Eventually, danger finds its way to the island, and drama ensues. But finally, courage, hope and love are left standing.

Allende writes with raw eloquence about the most horrific things — torture, child rape, incest, drug abuse, murder — yet still creates a book that is largely sunny of aspect. Much of that is due to her ability to transport the reader to an exotic world, to describe in tender, sometimes mischievous detail its people, animals, plants, weather. Her prose warms you like fine red wine.

It may be a flaw that Maya’s narrative voice more often resembles that of a wise old woman than a damaged teenager. Or, one can believe, as Allende clearly wants us to, that suffering can fastforward people to special wisdom.

Maya’s story is soul-restoring in its fierce conviction that there is no damage done to a society, family or individual that cannot be eclipsed by hope and love. Allende makes you believe that, even if you don’t, at least for a while.
—Pamela Miller, Star Tribune

Internationally revered for her truth-seeking historical fiction, Allende takes on the present with equal bewitchment and intensity.
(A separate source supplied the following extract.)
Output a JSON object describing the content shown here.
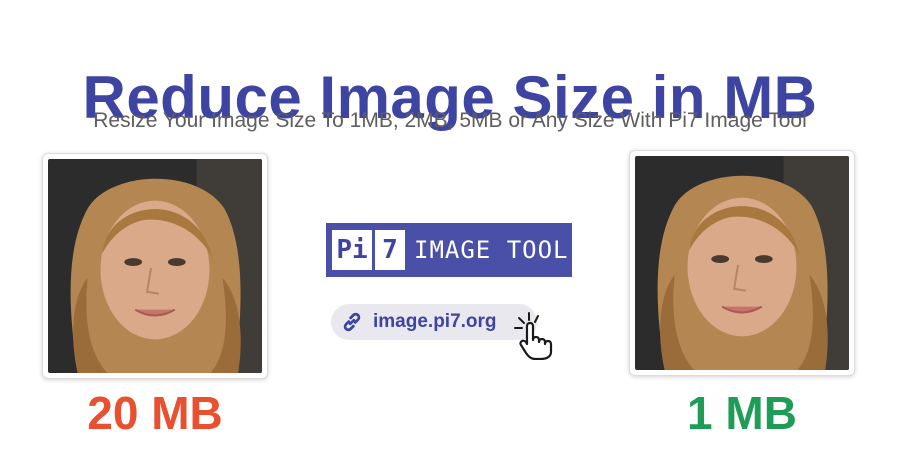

As Maya’s grandmother, Nidia, sends her into protective custody on Chiloé, an island off Chile’s southern coast, she hands her a notebook in which this imperiled and irascible 19-yearold records her wrenching story. Fair and tall, Maya does not resemble her Chilean side, neither her absentee pilot father nor tough-love Berkeley activist Nidia, but, rather, her Danish flight-attendant mother, who left her newborn with her in-laws. To further complicate matters, Maya’s guiding light was her grandfather, Nidia’s second husband, a wise and loving African American astronomer. It is his death that precipitates the “voyage to the underworld” of addiction, crime, and homelessness that nearly kills her. Maya alternates between recounting her past and reporting on her gradual acclimation to Chiloé, a microcosm of Chile’s cultural and spiritual splendor and traumatic and tragic history. Every character is enthralling, including Manuel, the all-but-monastic anthropologist and political exile who takes Maya in; Freddy, the young junkie Maya meets in Las Vegas; and the “good witches,” who restore her sense of worth. This is a boldly plotted, sharply funny, and purposefully bone-shaking novel of sexual violence, political terror, “collective shame,” and dark family secrets, all transcended by courage and love.